Law360, London (May 21, 2020, 12:38 PM BST) -- The government said Thursday that it will unlock £150 million ($180 million) from dormant bank accounts to help charities, social causes and vulnerable people during the COVID-19 outbreak.
Some £150 million ($180 million) is being unlocked from forgotten bank accounts amid the crisis, Culture Secretary Oliver Dowden has said. (AP)
The dormant account program, which the government launched in 2011, allows banks and building societies to empty accounts that are not being used and redistribute the money to help young people get into employment, encourage savers to invest in products that benefit society and tackle financial exclusion.
Thirty banks, including major lenders, have voluntarily joined and transferred more than £600 million into the plan, the government said.

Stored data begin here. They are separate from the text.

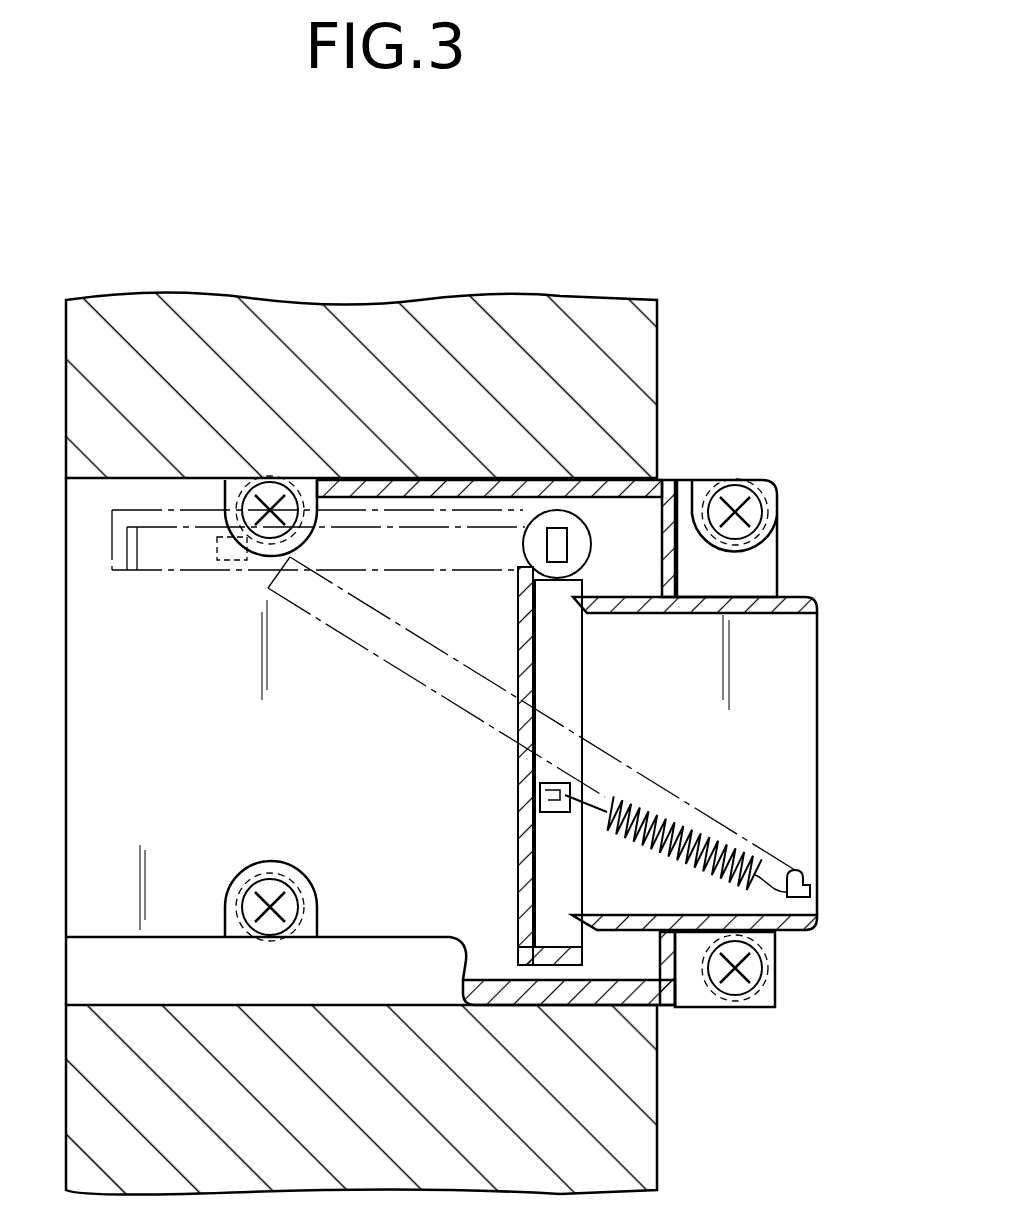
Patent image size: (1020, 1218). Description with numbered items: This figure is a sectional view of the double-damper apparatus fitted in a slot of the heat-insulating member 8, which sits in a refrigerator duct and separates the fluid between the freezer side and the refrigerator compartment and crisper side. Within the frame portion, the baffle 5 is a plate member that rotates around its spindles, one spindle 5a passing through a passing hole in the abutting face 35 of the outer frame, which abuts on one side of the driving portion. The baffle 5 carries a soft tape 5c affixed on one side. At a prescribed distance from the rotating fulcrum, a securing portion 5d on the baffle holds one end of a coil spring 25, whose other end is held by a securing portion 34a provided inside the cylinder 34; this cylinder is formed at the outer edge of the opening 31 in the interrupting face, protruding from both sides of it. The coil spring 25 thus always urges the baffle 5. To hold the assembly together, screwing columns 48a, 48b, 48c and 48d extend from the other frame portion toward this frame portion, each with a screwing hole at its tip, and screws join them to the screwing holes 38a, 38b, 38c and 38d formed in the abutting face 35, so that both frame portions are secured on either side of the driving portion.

The heat-insulating member 8 is at (575, 320).
The baffle 5 is at (490, 762).
The spindle 5a is at (577, 532).
The soft tape 5c is at (565, 682).
The securing portion 5d is at (540, 805).
The coil spring 25 is at (755, 865).
The opening 31 is at (800, 690).
The cylinder 34 is at (792, 598).
The securing portion 34a is at (812, 888).
The abutting face 35 is at (757, 582).
The screwing hole 38a is at (268, 490).
The screwing hole 38b is at (737, 503).
The screwing hole 38c is at (256, 908).
The screwing hole 38d is at (746, 975).
The screwing column 48a is at (316, 482).
The screwing column 48b is at (778, 528).
The screwing column 48c is at (278, 862).
The screwing column 48d is at (776, 950).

"Through our proposals to further expand the dormant assets scheme, we want to unlock hundreds of millions more pounds for good causes," Dowden said Thursday. "Charities and social enterprises are playing a vital role in our national effort against coronavirus. This funding will support organizations that are at the heart of their communities."
The government is also consulting on expanding the dormant asset scheme to include forgotten insurance and pensions accounts.
The government said Thursday that it will give £45 million of the amount set aside for the coronavirus response to sustainable investor Big Society Capital, which will provide emergency loans to charities. And it will hand £65 million to Fair4All Finance, which supports affordable credit providers.
Financial services companies are required to prioritize reuniting customers with their money. But the funds are released into the program if this is not possible. Account-holders can reclaim the full amount from the scheme if they come forward later.